KAPITEL 56
Selbst unter der heißen Dusche wurde mir nicht
richtig warm. Es war wie mit den Tiefkühlgerichten, die ich
manchmal zuzubereiten versuchte: außen heiß, aber innen nach wie
vor gefroren.
In den Thermen der Caravaggio
Lounge rasierte ich mich und zog einen neuen Anzug an. Ich war
endlich klar genug im Kopf, um mich meiner neuesten Hypothese
zuzuwenden: Die Ermordung von Sylvie Simonis öffnete die Tür zu
einer anderen Wirklichkeit, die über den Ritualmord hinausführte.
Ein verbotenes Wissen, eine höhere Logik, deren Bewahrung sogar
Töten zuließ. Aus diesem Grund hatte man versucht, mich
auszuschalten.

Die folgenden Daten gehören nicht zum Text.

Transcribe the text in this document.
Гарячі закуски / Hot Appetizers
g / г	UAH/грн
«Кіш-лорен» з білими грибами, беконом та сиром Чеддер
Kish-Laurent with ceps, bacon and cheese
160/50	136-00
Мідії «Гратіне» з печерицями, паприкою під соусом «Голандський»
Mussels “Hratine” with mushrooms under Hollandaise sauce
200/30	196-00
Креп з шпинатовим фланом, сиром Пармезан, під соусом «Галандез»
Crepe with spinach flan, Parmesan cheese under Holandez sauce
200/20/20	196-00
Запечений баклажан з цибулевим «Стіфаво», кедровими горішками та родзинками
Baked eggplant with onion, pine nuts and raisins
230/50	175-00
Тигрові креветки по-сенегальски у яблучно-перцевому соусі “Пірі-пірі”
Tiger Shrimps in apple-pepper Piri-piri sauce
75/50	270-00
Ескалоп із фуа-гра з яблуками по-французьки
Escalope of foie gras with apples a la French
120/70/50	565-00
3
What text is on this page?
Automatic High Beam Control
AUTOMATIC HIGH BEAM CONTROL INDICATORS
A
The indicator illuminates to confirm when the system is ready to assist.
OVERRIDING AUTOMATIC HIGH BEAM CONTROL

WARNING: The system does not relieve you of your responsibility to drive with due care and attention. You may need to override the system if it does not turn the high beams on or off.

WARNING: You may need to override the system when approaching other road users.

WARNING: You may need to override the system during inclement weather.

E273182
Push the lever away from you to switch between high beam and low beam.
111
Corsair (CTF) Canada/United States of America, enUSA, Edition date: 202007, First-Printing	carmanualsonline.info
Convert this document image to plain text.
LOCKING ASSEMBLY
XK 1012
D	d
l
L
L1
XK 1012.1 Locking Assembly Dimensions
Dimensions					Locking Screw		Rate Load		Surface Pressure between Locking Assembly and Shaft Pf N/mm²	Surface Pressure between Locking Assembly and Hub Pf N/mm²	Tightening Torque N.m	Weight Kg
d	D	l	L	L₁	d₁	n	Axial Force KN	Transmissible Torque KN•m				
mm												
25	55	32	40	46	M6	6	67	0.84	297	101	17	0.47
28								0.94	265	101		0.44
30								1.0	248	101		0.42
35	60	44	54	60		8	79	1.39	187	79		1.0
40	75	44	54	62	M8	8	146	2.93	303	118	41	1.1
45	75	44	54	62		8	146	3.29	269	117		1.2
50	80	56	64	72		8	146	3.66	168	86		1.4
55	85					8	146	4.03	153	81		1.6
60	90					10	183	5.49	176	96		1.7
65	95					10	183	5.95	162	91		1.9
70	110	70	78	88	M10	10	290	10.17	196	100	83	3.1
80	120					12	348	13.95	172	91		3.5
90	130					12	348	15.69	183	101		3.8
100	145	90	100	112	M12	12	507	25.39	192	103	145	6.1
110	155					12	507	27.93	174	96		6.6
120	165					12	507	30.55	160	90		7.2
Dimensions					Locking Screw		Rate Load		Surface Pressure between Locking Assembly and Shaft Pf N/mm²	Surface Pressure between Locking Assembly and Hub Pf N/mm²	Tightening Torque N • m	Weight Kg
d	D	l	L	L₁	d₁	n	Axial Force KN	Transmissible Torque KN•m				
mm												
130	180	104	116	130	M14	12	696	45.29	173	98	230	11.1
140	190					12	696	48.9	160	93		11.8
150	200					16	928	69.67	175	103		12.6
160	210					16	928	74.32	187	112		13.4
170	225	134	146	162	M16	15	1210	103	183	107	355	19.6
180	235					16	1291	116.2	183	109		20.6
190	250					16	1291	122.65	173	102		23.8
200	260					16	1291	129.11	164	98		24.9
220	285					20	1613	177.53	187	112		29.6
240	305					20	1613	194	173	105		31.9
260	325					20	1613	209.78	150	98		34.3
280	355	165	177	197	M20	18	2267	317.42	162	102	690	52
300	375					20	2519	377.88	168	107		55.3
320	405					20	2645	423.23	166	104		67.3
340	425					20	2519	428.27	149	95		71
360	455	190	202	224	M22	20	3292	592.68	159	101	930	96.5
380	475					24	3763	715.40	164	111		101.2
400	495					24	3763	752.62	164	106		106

Luc hatte gesagt: »Ich habe den Schlund gefunden.«
Ich war unterwegs zu diesem Schlund. Ich wusste nicht, was das
bedeutete, aber die Männer, die mich letzte Nacht verfolgt hatten,
wussten es.
Im Flugzeug blätterte ich die
Akte von Callacciura durch. Im Prinzip hatte er mir schon alles
erzählt. Die Leiche Salvatores war auf einer verlassenen Baustelle
nördlich von Catania gefunden worden. Agostina Gedda war einige
Stunden danach in ihrer Wohnung festgenommen worden. Sie hatte
keinen Widerstand geleistet und noch am selben Tag alles gestanden.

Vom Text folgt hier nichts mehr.